The AFL-CIO has accused two attorneys of “undermining the rights” of immigrant janitorial workers after their law firm beat a union group at trial.

Two Houston attorneys vying for state and federal office in the Democratic primary have run afoul of the labor movement. The Texas AFL-CIO has accused the two candidates of being on the wrong side of a 2016 trial pitting a janitorial services company against an international union group. In a letter sent January 13 to Harris County Democratic Party Chairwoman Lillie Schechter, the Texas AFL-CIO said the candidates, who both work at the AZA law firm, were guilty of “undermining the rights and efforts of predominantly immigrant janitorial workers.”

The letter identified the attorneys as Adam Milasincic, an associate at AZA who is a candidate for Texas House District 138, and Lizzie Pannill Fletcher, a partner at the law firm who is running for U.S. Representative John Culberson’s seat in Congressional District 7. Both Milasincic, who is opposed in the primary by Jenifer Rene Pool, and Fletcher, who faces a crowded primary of six other Democrats, have denied the accusations.

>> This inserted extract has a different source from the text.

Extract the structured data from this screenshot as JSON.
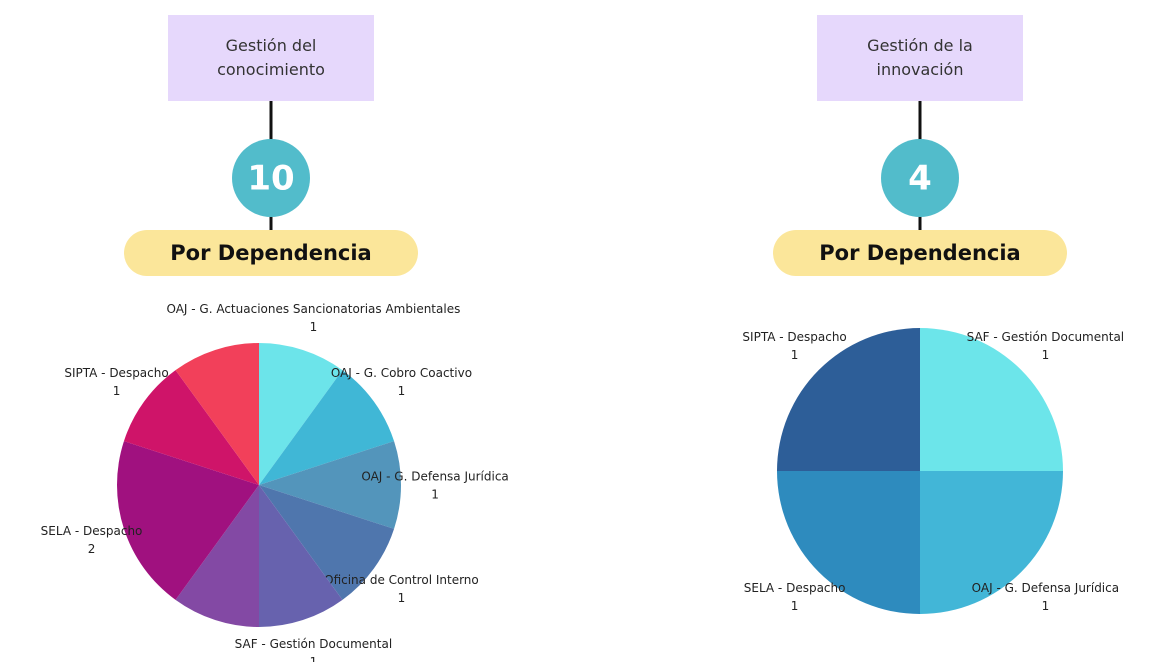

In December, the two candidates came to The Texas Gulf Coast Area Labor Federation, the Houston arm of the Texas AFL-CIO, to seek the group’s endorsement, president Zeph Capo told the Observer. But after reviewing the case, styled Professional Janitorial Service of Houston v. Service Employees International Union, the group not only declined to endorse Milasincic and Fletcher, it also sent the scathing letter to the local Democratic Party. “We wanted to make sure we put notice out,” Capo said.

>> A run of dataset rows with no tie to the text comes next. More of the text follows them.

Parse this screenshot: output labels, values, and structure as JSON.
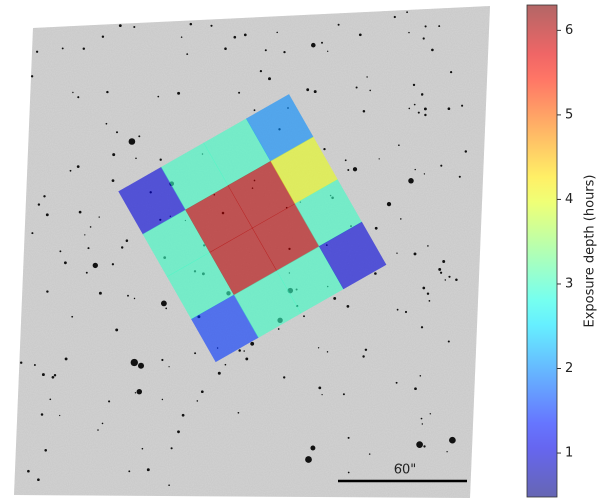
{
  "chart_data": {
    "type": "image-overlay",
    "overlay": {
      "z": [
        [
          1,
          3,
          3,
          2
        ],
        [
          3,
          6,
          6,
          4
        ],
        [
          3,
          6,
          6,
          3
        ],
        [
          1.5,
          3,
          3,
          1
        ]
      ],
      "colormap": "jet"
    },
    "colorbar": {
      "label": "Exposure depth (hours)",
      "lim": [
        0.48,
        6.3
      ],
      "ticks": [
        1,
        2,
        3,
        4,
        5,
        6
      ]
    },
    "scale_bar": {
      "label": "60\""
    }
  }
}
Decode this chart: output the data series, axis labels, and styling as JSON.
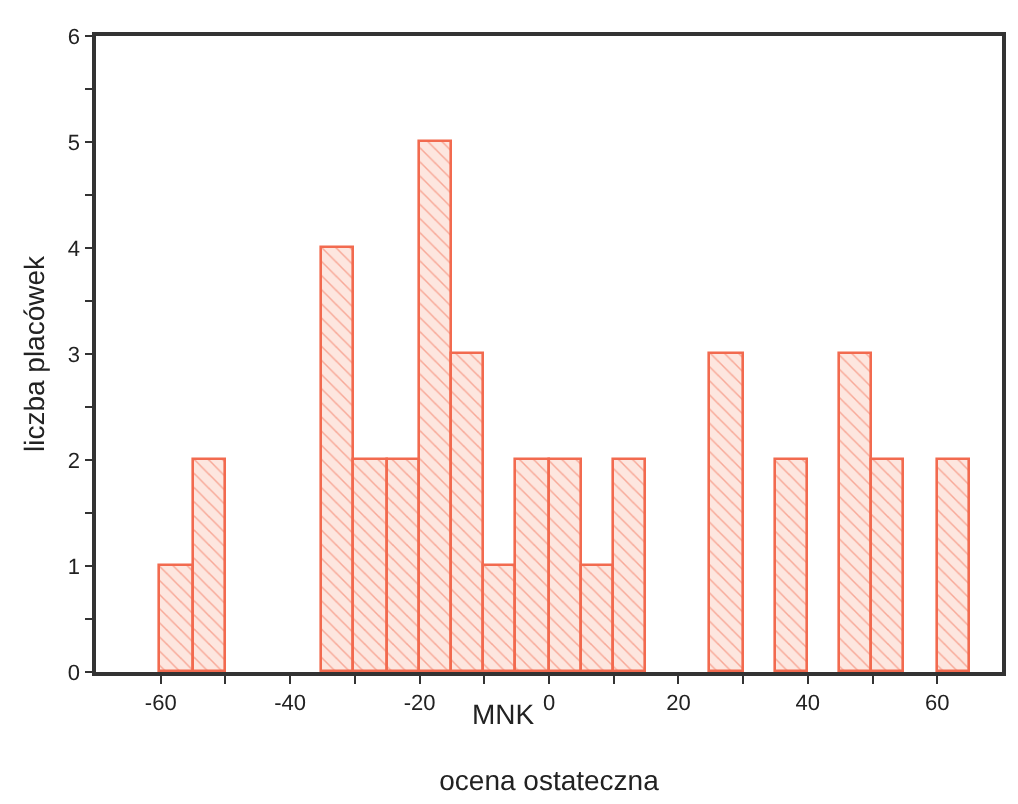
{
  "chart_data": {
    "type": "histogram",
    "xlabel": "ocena ostateczna",
    "ylabel": "liczba placówek",
    "annotations": [
      "MNK"
    ],
    "bins": [
      -60,
      -55,
      -50,
      -45,
      -40,
      -35,
      -30,
      -25,
      -20,
      -15,
      -10,
      -5,
      0,
      5,
      10,
      15,
      20,
      25,
      30,
      35,
      40,
      45,
      50,
      55,
      60,
      65
    ],
    "values": [
      1,
      2,
      0,
      0,
      0,
      4,
      2,
      2,
      5,
      3,
      1,
      2,
      2,
      1,
      2,
      0,
      0,
      3,
      0,
      2,
      0,
      3,
      2,
      0,
      2
    ],
    "color": "#f26a4f",
    "xlim": [
      -70,
      70
    ],
    "xticks": [
      -60,
      {
        "value": -50,
        "label": null
      },
      -40,
      {
        "value": -30,
        "label": null
      },
      -20,
      {
        "value": -10,
        "label": null
      },
      0,
      {
        "value": 10,
        "label": null
      },
      20,
      {
        "value": 30,
        "label": null
      },
      40,
      {
        "value": 50,
        "label": null
      },
      60
    ],
    "ylim": [
      0,
      6
    ],
    "yticks": [
      0,
      {
        "value": 0.5,
        "label": null
      },
      1,
      {
        "value": 1.5,
        "label": null
      },
      2,
      {
        "value": 2.5,
        "label": null
      },
      3,
      {
        "value": 3.5,
        "label": null
      },
      4,
      {
        "value": 4.5,
        "label": null
      },
      5,
      {
        "value": 5.5,
        "label": null
      },
      6
    ],
    "legend": false
  }
}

In 2007, Professional Janitorial Service (PJS) sued Service Employees International Union (SEIU) over disparaging claims the union made about the company to third parties. The case has its roots in the “Justice for Janitors” organizing campaign, a high-profile effort to unionize workers at Houston’s largest commercial cleaners more than a decade ago. After PJS balked at recognizing the union, SEIU began leveling accusations at the company. In court, PJS argued that some of the accusations — such as those pertaining to forcing  employees to work off clock and firing janitors for engaging in union activities — caused the company to lose business.

With AZA’s help, the company won $5.3 million in a 10-2 jury decision at trial, the Houston Chronicle reported.

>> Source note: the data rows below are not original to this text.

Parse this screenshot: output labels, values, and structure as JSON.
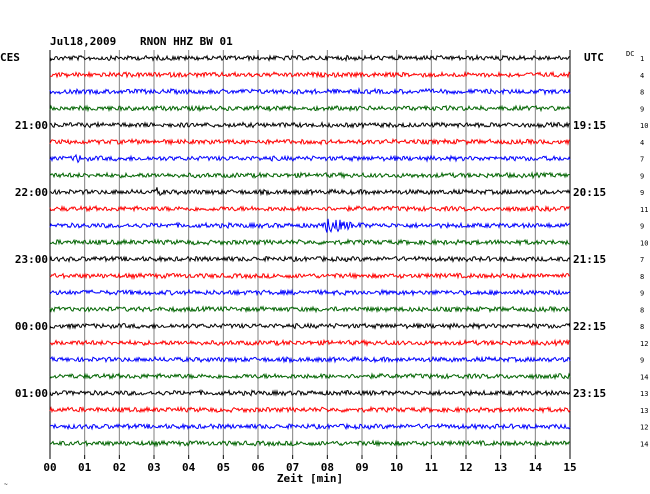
{
  "header": {
    "date": "Jul18,2009",
    "station": "RNON HHZ BW 01",
    "left_tz": "CES",
    "right_tz": "UTC",
    "dc_label": "DC"
  },
  "colors": {
    "trace_cycle": [
      "#000000",
      "#ff0000",
      "#0000ff",
      "#006400"
    ],
    "grid": "#808080",
    "text": "#000000"
  },
  "chart_data": {
    "type": "line",
    "title": "Jul18,2009   RNON HHZ BW 01",
    "xlabel": "Zeit [min]",
    "ylabel": "",
    "xlim": [
      0,
      15
    ],
    "x_ticks": [
      "00",
      "01",
      "02",
      "03",
      "04",
      "05",
      "06",
      "07",
      "08",
      "09",
      "10",
      "11",
      "12",
      "13",
      "14",
      "15"
    ],
    "grid": true,
    "left_time_labels": [
      {
        "row": 4,
        "label": "21:00"
      },
      {
        "row": 8,
        "label": "22:00"
      },
      {
        "row": 12,
        "label": "23:00"
      },
      {
        "row": 16,
        "label": "00:00"
      },
      {
        "row": 20,
        "label": "01:00"
      }
    ],
    "right_time_labels": [
      {
        "row": 4,
        "label": "19:15"
      },
      {
        "row": 8,
        "label": "20:15"
      },
      {
        "row": 12,
        "label": "21:15"
      },
      {
        "row": 16,
        "label": "22:15"
      },
      {
        "row": 20,
        "label": "23:15"
      }
    ],
    "dc_offsets": [
      1,
      4,
      8,
      9,
      10,
      4,
      7,
      9,
      9,
      11,
      9,
      10,
      7,
      8,
      9,
      8,
      8,
      12,
      9,
      14,
      13,
      13,
      12,
      14
    ],
    "events": [
      {
        "row": 6,
        "minute": 0.75,
        "amplitude": "small"
      },
      {
        "row": 8,
        "minute": 3.1,
        "amplitude": "tiny"
      },
      {
        "row": 10,
        "minute": 8.0,
        "amplitude": "large"
      }
    ],
    "rows": 24
  }
}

AFL-CIO says it takes issue with how Milasincic and his unnamed co-counsel conducted themselves during the trial. The labor group wrote that the attorneys “hounded union witnesses with ridiculous and objectionable questions,” and referred to witnesses as “union thugs” and “mob bosses.” The lawyers turned the courtroom into “an anti-union and anti-immigrant circus, inflaming the prejudice of the jury against the janitors and their union,” the letter reads. The group also asserts that AZA “hired investigators who intimidated a number of immigrant worker potential witnesses,” some of whom opted not to testify or changed their testimony after being visited by investigators.   

“We believe that progressive voters and organizations should be aware of the work of this firm and these lawyers in undermining the rights and efforts of predominantly immigrant janitorial workers in the city of Houston to unionize,” the group wrote.

In a subsequent letter to the Harris County Democratic Party, Fletcher distances herself from the court case, writing, “I was not a client; I was not involved in the representation of the client; and I did not set the strategy or participate in the case in any way.” She said the attack on her and Milasincic “reflects a misunderstanding of the role of lawyers,” because lawyers don’t necessarily agree “with every client on every issue.” Put another way, the law firm did what it was hired to do. Milasincic told the Observer that many of the statements included in the AFL-CIO letter were either false or taken out of context. He said he never referred to witnesses as “thugs” or “mob bosses.”

“The impression that the letter tries to create is entirely misleading. To suggest in any way that I’m anti-immigrant is not only entirely false but offensive,” Milasincic said, adding that his reason for seeking office is to rectify the damage done by Senate Bill 4, known as the “show me your papers” bill. Milasincic said he’ll continue to support the AFL-CIO’s platform despite the dust-up.   

In a prepared statement, the Harris County Democratic Party said it doesn’t make endorsements in contested primaries, but it also acknowledged that “labor is an incredibly close allied organization to the Democratic Party and a central part of our coalition. We value the central role they play in trying to make an economy work for everyone and all of the time and effort they put in day-in and day-out to ensure labor rights are protected.”

Capo, the Texas Gulf Coast Area Labor Federation president, said his organization has between 60,000 and 70,0000 members, including teachers, municipal workers, bricklayers and others.

The Texas AFL-CIO has endorsed Jenifer Rene Pool in the House District 138 race. The group has not made an endorsement in the 7th Congressional District, other than to say: “Anybody but Lizzie (Fletcher),” Capo said.